Diese Grenze zwischen Wunsch und Realität auszuloten interessiert mich. Quasi als Instrument habe ich mir den „Ghettoblaster ausgedacht. Mit dem Ziel ihn als eine Art tragbare mit eigenen Ideen, Idealen und Träumen zu füllende Insel zu verwenden.

Da es sich um die Idee eines „Ghettoblasters handelt sind es denn auch keine realitätsnahen Nachbildungen. Ich möchte 6 unterschiedliche Modelle entwickeln, aus unterschiedlichen Materialien und mit unterschiedlichen Assoziationsmöglichkeiten, siehe Skizzen im Bildteil.

Diese Idee von Flüchtigkeit und Mobilität möchte ich den unterschiedlichen Bewohnern und Schülern der Hardau gerne in die Hand geben. Mit dem von Ihnen ausgewählten Modell möchte ich sie an einem Ort Ihrer Wahl fotografieren.

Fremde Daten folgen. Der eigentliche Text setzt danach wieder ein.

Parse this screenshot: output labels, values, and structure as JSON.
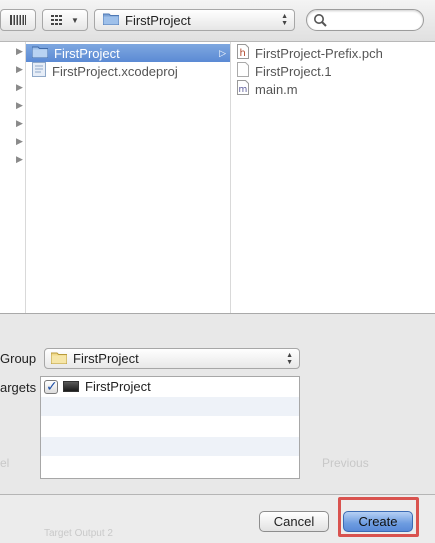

Zudem möchte ich versuchen alle Altersgruppen mit diesen „Ghettoblastern zu konfrontieren, und Sie zum mitmachen zu motivieren. Es ist mir denn auch ein wichtiges Anliegen die Fotos für die Plakate mit Personen und Schülern aus dem Quartier in der Hardau zu realisieren.

Plakat-Projekt

1.1 Entwicklung und Produktion der Bilder zusammen mit der Bevölkerung und der Schülerschaft der Hardau
In einem ersten Schritt geht es darum mit den Bewohnern und den Schülern der Hardau in Kontakt zu kommen und ihnen das Projekt zu schildern. Ich denke es ist wichtig hier niemand zu überrumpeln und die Kontakte gezielt über und mit der Lehrerschaft, dem Gemeinschaftszentrum, dem Altersheim zu suchen.
Es ist mir wichtig mit Menschen zusammen zu arbeiten die auch Spass an der Sache haben um die ganze Inszenierung mit einem gewissen Humor zu erarbeiten. In den Bildern sollte eine Leichtigkeit spürbar werden die trotzdem einen ernsthaften Umgang mit der Person, dem von Ihr gewählten Ort und dem Modellobjekt zulässt.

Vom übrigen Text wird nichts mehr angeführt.